To identify predictive genomic alterations in response to combination therapy, we conducted comprehensive genomic and transcriptomic analyses of the baseline and on-treatment tumour samples. Unexpectedly, predictive genomic alterations upon combination therapy were not observed in either PDX or patient samples, which would be limited by a small sample size. Expression of genes associated with apoptosis and cell-cycle arrest was significantly upregulated by combination treatment. These preclinical data strongly suggest that combination therapies with buparlisib and cetuximab exert their effects by facilitating apoptosis and cell-cycle arrest. Thus, the therapeutic strategy of PI3K inhibitor plus EGFR monoclonal antibody could improve treatment outcomes in R/M SCCHN patients.

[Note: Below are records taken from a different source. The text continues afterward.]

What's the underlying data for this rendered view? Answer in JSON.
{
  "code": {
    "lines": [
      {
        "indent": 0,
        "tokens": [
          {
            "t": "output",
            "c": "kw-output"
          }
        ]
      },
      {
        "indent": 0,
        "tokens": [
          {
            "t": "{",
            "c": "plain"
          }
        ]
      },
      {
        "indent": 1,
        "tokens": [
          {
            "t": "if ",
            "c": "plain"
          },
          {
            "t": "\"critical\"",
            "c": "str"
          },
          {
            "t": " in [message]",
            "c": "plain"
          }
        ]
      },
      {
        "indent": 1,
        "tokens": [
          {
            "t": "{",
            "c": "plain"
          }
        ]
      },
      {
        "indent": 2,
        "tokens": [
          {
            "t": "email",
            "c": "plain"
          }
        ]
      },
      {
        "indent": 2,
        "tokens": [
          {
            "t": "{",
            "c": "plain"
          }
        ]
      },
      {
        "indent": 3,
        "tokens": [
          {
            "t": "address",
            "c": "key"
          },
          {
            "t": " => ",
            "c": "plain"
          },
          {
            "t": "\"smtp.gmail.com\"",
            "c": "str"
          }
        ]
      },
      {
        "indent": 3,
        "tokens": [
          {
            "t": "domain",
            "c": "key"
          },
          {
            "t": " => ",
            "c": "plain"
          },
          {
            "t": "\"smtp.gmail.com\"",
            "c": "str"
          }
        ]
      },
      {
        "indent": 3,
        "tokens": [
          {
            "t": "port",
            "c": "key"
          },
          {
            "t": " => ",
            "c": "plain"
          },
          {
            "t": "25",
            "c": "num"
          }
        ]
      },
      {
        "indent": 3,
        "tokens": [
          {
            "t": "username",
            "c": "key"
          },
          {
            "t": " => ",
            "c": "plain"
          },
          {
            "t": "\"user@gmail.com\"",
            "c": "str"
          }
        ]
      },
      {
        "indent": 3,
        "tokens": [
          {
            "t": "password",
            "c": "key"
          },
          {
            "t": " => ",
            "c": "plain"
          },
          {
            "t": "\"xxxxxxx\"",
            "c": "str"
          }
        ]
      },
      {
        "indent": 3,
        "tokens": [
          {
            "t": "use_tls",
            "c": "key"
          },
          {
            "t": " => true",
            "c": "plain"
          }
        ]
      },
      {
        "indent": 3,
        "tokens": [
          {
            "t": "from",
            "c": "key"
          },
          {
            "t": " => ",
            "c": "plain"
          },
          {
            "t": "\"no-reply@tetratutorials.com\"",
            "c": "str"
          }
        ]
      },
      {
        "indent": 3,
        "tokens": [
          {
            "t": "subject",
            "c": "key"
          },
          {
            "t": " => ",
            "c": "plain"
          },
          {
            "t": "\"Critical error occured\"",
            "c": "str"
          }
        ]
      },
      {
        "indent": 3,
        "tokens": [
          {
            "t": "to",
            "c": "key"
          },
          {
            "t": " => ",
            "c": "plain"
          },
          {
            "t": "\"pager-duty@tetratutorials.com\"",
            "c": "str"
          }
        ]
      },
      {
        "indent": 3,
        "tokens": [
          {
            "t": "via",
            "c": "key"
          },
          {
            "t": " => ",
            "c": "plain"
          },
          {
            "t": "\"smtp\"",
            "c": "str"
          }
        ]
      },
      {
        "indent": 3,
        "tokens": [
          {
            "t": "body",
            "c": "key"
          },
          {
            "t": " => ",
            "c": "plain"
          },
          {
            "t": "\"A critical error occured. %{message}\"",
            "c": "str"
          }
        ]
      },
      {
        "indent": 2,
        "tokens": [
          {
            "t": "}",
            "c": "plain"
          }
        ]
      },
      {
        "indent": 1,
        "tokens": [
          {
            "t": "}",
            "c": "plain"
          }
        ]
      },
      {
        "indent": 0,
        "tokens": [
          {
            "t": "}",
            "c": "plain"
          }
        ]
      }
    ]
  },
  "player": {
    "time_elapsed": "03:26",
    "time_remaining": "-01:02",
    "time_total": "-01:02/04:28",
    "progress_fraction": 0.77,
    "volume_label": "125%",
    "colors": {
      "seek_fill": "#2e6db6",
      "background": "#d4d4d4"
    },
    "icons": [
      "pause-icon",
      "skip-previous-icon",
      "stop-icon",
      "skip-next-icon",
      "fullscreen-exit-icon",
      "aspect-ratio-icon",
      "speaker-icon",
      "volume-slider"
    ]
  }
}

Treatment-related toxicities must be considered when developing combination therapies for cancer patients. Known AEs associated with buparlisib, including hyperglycaemia and gastrointestinal AEs (e.g. stomatitis, diarrhoea, nausea and vomiting), could be managed with the established strategies of dose reduction and treatment of symptoms with appropriate concomitant medication. Moreover, the occurrence of AEs related to cetuximab, including skin rash, mucositis or diarrhoea,3 was not increased in patients by the combination therapy. However, in the combination phase of this study, patients are congruent with the AE of these combined agents and high discontinuation rate. This study has a limitation that only 11 patients were treated with buparlisib/cetuximab after revising the protocol, which is a small number. Thus, cautious interpretation and additional clinical trials are needed to confirm our results.

To our knowledge, this is the first study demonstrating the additive or synergistic effects of buparlisib and cetuximab in a clinical trial based on preclinical PDX data, which can significantly contribute to the clinical development of PI3K inhibitors in R/M SCCHN patients. A combination of buparlisib/cetuximab may overcome resistance to buparlisib and represent a more effective option for treating patients with R/M SCCHN.